Data Sources used in the book

We will use freely available historical data from market, fundamental and alternative sources. Chapter 2, Market and Fundamental Data and Chapter 3, Alternative Data for Finance cover characteristics and access to these data sources and introduce key providers that we will use throughout the book.

A few sample data sources that we will source and work with include, among others:

  • Quandl daily prices and other data points for over 3,000 US stocks
  • Algoseek minute bar trade and quote price data for NASDAQ 100 stocks
  • Stooq daily price data on Japanese equities and US ETFs and stocks
  • Yahoo finance daily price data and fundamentals for US stocks
  • NASDAQ ITCH order book data
  • Electronic Data Gathering, Analysis, and Retrieval (EDGAR) SEC filings
  • Earnings call transcripts from Seeking Alpha
  • Various macro fundamental data from the Federal Reserve and others
  • Financial news data from Reuters, etc.
  • Twitter sentiment data
  • Yelp business reviews sentiment data

How to source the Data

There are several notebooks that guide you through the data sourcing process:

  • The notebook create_datasets contains information on downloading the Quandl Wiki stock prices and a few other sources that we use throughout the book, such as S&P500 benchmark, and US equities metadata.
  • The notebook create_stooq_data demonstrates how to download historical prices for Japanese stocks and US stocks and ETFs from STOOQ.

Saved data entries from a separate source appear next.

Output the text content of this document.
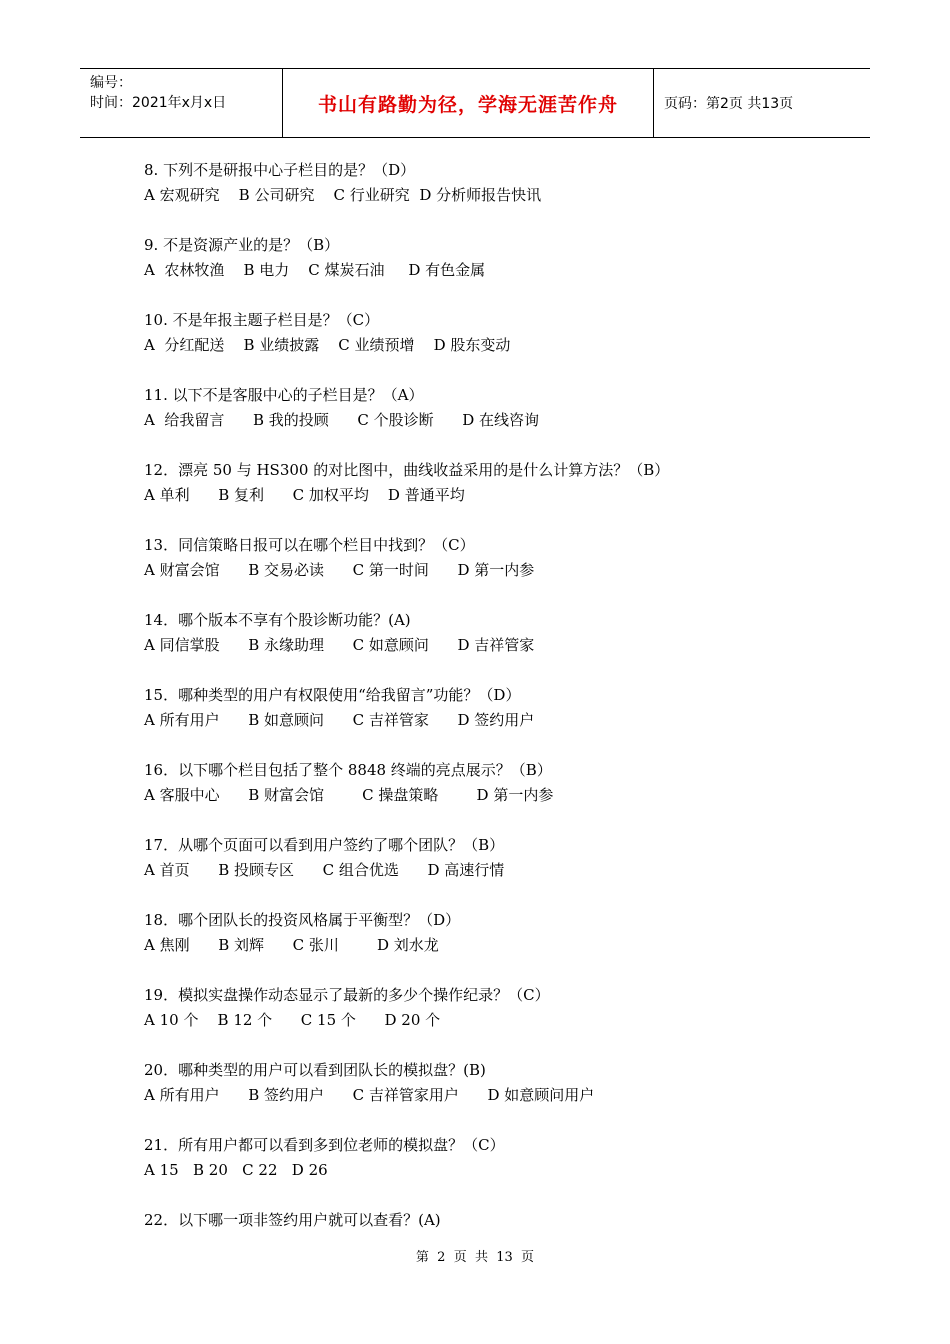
编号：
时间：2021年x月x日	书山有路勤为径，学海无涯苦作舟	页码：第2页 共13页
8. 下列不是研报中心子栏目的是？（D）
A 宏观研究    B 公司研究    C 行业研究  D 分析师报告快讯
9. 不是资源产业的是？（B）
A  农林牧渔    B 电力    C 煤炭石油     D 有色金属
10. 不是年报主题子栏目是？（C）
A  分红配送    B 业绩披露    C 业绩预增    D 股东变动
11. 以下不是客服中心的子栏目是？（A）
A  给我留言      B 我的投顾      C 个股诊断      D 在线咨询
12．漂亮 50 与 HS300 的对比图中，曲线收益采用的是什么计算方法？（B）
A 单利      B 复利      C 加权平均    D 普通平均
13．同信策略日报可以在哪个栏目中找到？（C）
A 财富会馆      B 交易必读      C 第一时间      D 第一内参
14．哪个版本不享有个股诊断功能？(A)
A 同信掌股      B 永缘助理      C 如意顾问      D 吉祥管家
15．哪种类型的用户有权限使用“给我留言”功能？（D）
A 所有用户      B 如意顾问      C 吉祥管家      D 签约用户
16．以下哪个栏目包括了整个 8848 终端的亮点展示？（B）
A 客服中心      B 财富会馆        C 操盘策略        D 第一内参
17．从哪个页面可以看到用户签约了哪个团队？（B）
A 首页      B 投顾专区      C 组合优选      D 高速行情
18．哪个团队长的投资风格属于平衡型？（D）
A 焦刚      B 刘辉      C 张川        D 刘水龙
19．模拟实盘操作动态显示了最新的多少个操作纪录？（C）
A 10 个    B 12 个      C 15 个      D 20 个
20．哪种类型的用户可以看到团队长的模拟盘？(B)
A 所有用户      B 签约用户      C 吉祥管家用户      D 如意顾问用户
21．所有用户都可以看到多到位老师的模拟盘？（C）
A 15   B 20   C 22   D 26
22．以下哪一项非签约用户就可以查看？(A)
第  2  页  共  13  页
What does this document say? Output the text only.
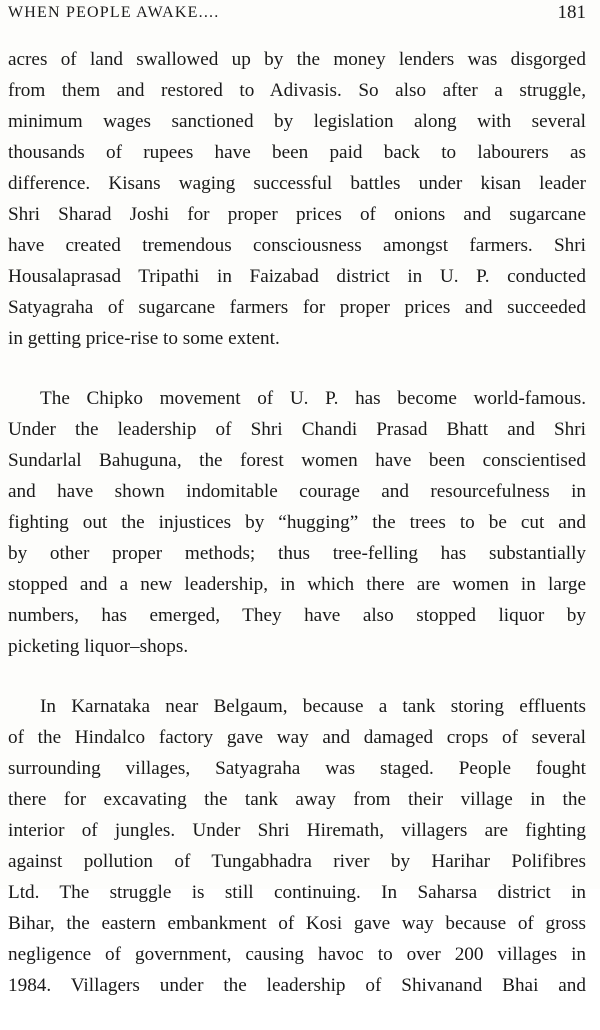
WHEN PEOPLE AWAKE....	181
acres of land swallowed up by the money lenders was disgorged
from them and restored to Adivasis. So also after a struggle,
minimum wages sanctioned by legislation along with several
thousands of rupees have been paid back to labourers as
difference. Kisans waging successful battles under kisan leader
Shri Sharad Joshi for proper prices of onions and sugarcane
have created tremendous consciousness amongst farmers. Shri
Housalaprasad Tripathi in Faizabad district in U. P. conducted
Satyagraha of sugarcane farmers for proper prices and succeeded
in getting price-rise to some extent.
The Chipko movement of U. P. has become world-famous.
Under the leadership of Shri Chandi Prasad Bhatt and Shri
Sundarlal Bahuguna, the forest women have been conscientised
and have shown indomitable courage and resourcefulness in
fighting out the injustices by “hugging” the trees to be cut and
by other proper methods; thus tree-felling has substantially
stopped and a new leadership, in which there are women in large
numbers, has emerged, They have also stopped liquor by
picketing liquor–shops.
In Karnataka near Belgaum, because a tank storing effluents
of the Hindalco factory gave way and damaged crops of several
surrounding villages, Satyagraha was staged. People fought
there for excavating the tank away from their village in the
interior of jungles. Under Shri Hiremath, villagers are fighting
against pollution of Tungabhadra river by Harihar Polifibres
Ltd. The struggle is still continuing. In Saharsa district in
Bihar, the eastern embankment of Kosi gave way because of gross
negligence of government, causing havoc to over 200 villages in
1984. Villagers under the leadership of Shivanand Bhai and
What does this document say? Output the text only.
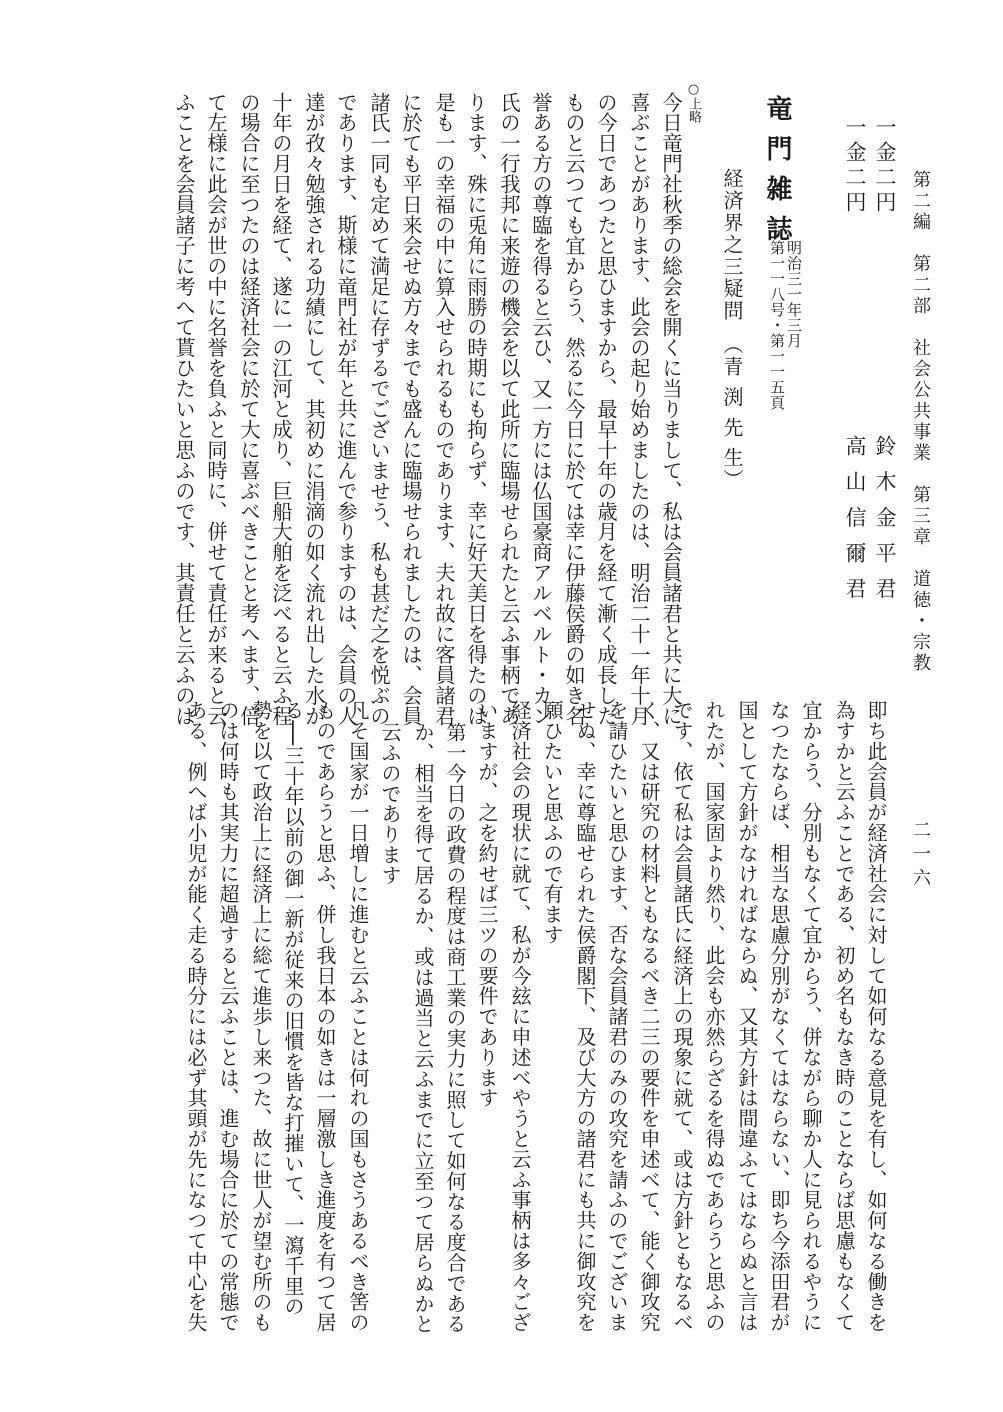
第二編　第二部　社会公共事業　第三章　道徳・宗教
二一六
一金二円
鈴 木 金 平 君
一金二円
高 山 信 爾 君
竜門雑誌
第一一八号・第一一五頁 明治三一年三月
経済界之三疑問　（青 渕 先 生）
○上略
今日竜門社秋季の総会を開くに当りまして、私は会員諸君と共に大に
喜ぶことがあります、此会の起り始めましたのは、明治二十一年十月
の今日であつたと思ひますから、最早十年の歳月を経て漸く成長した
ものと云つても宜からう、然るに今日に於ては幸に伊藤侯爵の如き名
誉ある方の尊臨を得ると云ひ、又一方には仏国豪商アルベルト・カン
氏の一行我邦に来遊の機会を以て此所に臨場せられたと云ふ事柄であ
ります、殊に兎角に雨勝の時期にも拘らず、幸に好天美日を得たのは
是も一の幸福の中に算入せられるものであります、夫れ故に客員諸君
に於ても平日来会せぬ方々までも盛んに臨場せられましたのは、会員
諸氏一同も定めて満足に存ずるでございませう、私も甚だ之を悦ぶの
であります、斯様に竜門社が年と共に進んで参りますのは、会員の人
達が孜々勉強される功績にして、其初めに涓滴の如く流れ出した水が
十年の月日を経て、遂に一の江河と成り、巨船大舶を泛べると云ふ程
の場合に至つたのは経済社会に於て大に喜ぶべきことと考へます、倍
て左様に此会が世の中に名誉を負ふと同時に、併せて責任が来ると云
ふことを会員諸子に考へて貰ひたいと思ふのです、其責任と云ふのは
即ち此会員が経済社会に対して如何なる意見を有し、如何なる働きを
為すかと云ふことである、初め名もなき時のことならば思慮もなくて
宜からう、分別もなくて宜からう、併ながら聊か人に見られるやうに
なつたならば、相当な思慮分別がなくてはならない、即ち今添田君が
国として方針がなければならぬ、又其方針は間違ふてはならぬと言は
れたが、国家固より然り、此会も亦然らざるを得ぬであらうと思ふの
です、依て私は会員諸氏に経済上の現象に就て、或は方針ともなるべ
く、又は研究の材料ともなるべき二三の要件を申述べて、能く御攻究
を請ひたいと思ひます、否な会員諸君のみの攻究を請ふのでございま
せぬ、幸に尊臨せられた侯爵閣下、及び大方の諸君にも共に御攻究を
願ひたいと思ふので有ます
経済社会の現状に就て、私が今玆に申述べやうと云ふ事柄は多々ござ
いますが、之を約せば三ツの要件であります
第一今日の政費の程度は商工業の実力に照して如何なる度合である
か、相当を得て居るか、或は過当と云ふまでに立至つて居らぬかと
云ふのであります
凡そ国家が一日増しに進むと云ふことは何れの国もさうあるべき筈の
ものであらうと思ふ、併し我日本の如きは一層激しき進度を有つて居
る──三十年以前の御一新が従来の旧慣を皆な打摧いて、一瀉千里の
勢を以て政治上に経済上に総て進歩し来つた、故に世人が望む所のも
のは何時も其実力に超過すると云ふことは、進む場合に於ての常態で
ある、例へば小児が能く走る時分には必ず其頭が先になつて中心を失
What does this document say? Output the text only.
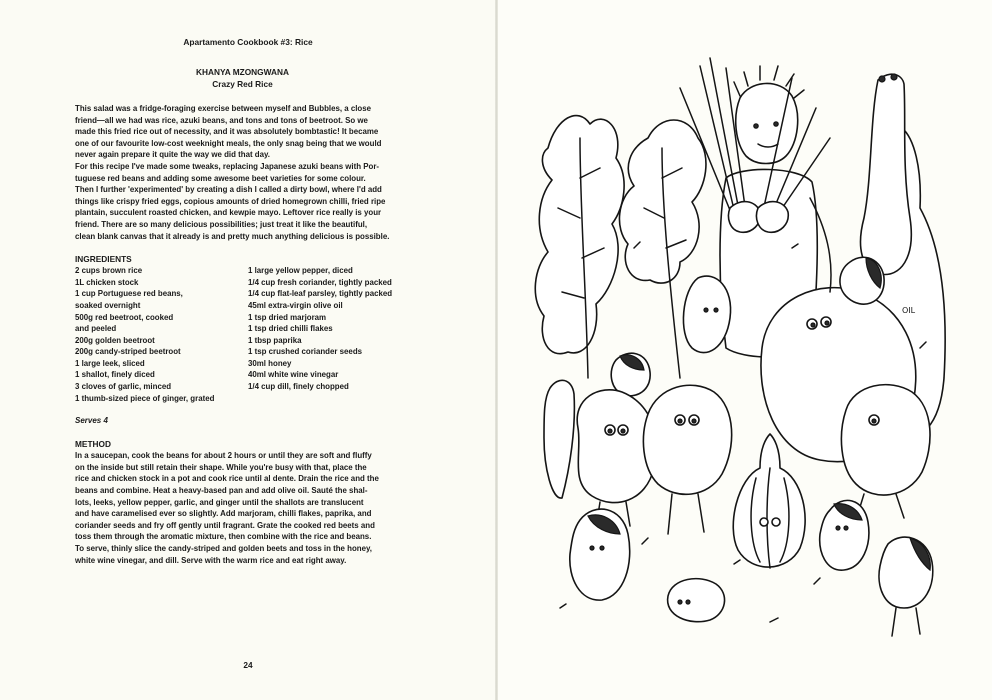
Apartamento Cookbook #3: Rice
KHANYA MZONGWANA
Crazy Red Rice
This salad was a fridge-foraging exercise between myself and Bubbles, a close
friend—all we had was rice, azuki beans, and tons and tons of beetroot. So we
made this fried rice out of necessity, and it was absolutely bombtastic! It became
one of our favourite low-cost weeknight meals, the only snag being that we would
never again prepare it quite the way we did that day.
For this recipe I've made some tweaks, replacing Japanese azuki beans with Por-
tuguese red beans and adding some awesome beet varieties for some colour.
Then I further 'experimented' by creating a dish I called a dirty bowl, where I'd add
things like crispy fried eggs, copious amounts of dried homegrown chilli, fried ripe
plantain, succulent roasted chicken, and kewpie mayo. Leftover rice really is your
friend. There are so many delicious possibilities; just treat it like the beautiful,
clean blank canvas that it already is and pretty much anything delicious is possible.
INGREDIENTS
2 cups brown rice
1L chicken stock
1 cup Portuguese red beans,
soaked overnight
500g red beetroot, cooked
and peeled
200g golden beetroot
200g candy-striped beetroot
1 large leek, sliced
1 shallot, finely diced
3 cloves of garlic, minced
1 thumb-sized piece of ginger, grated
1 large yellow pepper, diced
1/4 cup fresh coriander, tightly packed
1/4 cup flat-leaf parsley, tightly packed
45ml extra-virgin olive oil
1 tsp dried marjoram
1 tsp dried chilli flakes
1 tbsp paprika
1 tsp crushed coriander seeds
30ml honey
40ml white wine vinegar
1/4 cup dill, finely chopped
Serves 4
METHOD
In a saucepan, cook the beans for about 2 hours or until they are soft and fluffy
on the inside but still retain their shape. While you're busy with that, place the
rice and chicken stock in a pot and cook rice until al dente. Drain the rice and the
beans and combine. Heat a heavy-based pan and add olive oil. Sauté the shal-
lots, leeks, yellow pepper, garlic, and ginger until the shallots are translucent
and have caramelised ever so slightly. Add marjoram, chilli flakes, paprika, and
coriander seeds and fry off gently until fragrant. Grate the cooked red beets and
toss them through the aromatic mixture, then combine with the rice and beans.
To serve, thinly slice the candy-striped and golden beets and toss in the honey,
white wine vinegar, and dill. Serve with the warm rice and eat right away.
24
OIL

    Please note that STOOQ will disable automatic downloads and require CAPTCHA starting Dec 10, 2020 so that the code that downloads and unpacks the zip files will no longer work; please navigate to their website for manual download.

  • The notebook create_yelp_review_data combines text data with additional numerical features for sentiment analysis from Yelp user reviews.
  • The notebook glove_word_vectors downloads pre-trained word vectors.
  • The notebook twitter_sentiment downloads and extracts twitter data for sentiment analysis.

In addition, instructions to obtain data sources for specific applications are provided in the relevant directories and notebooks.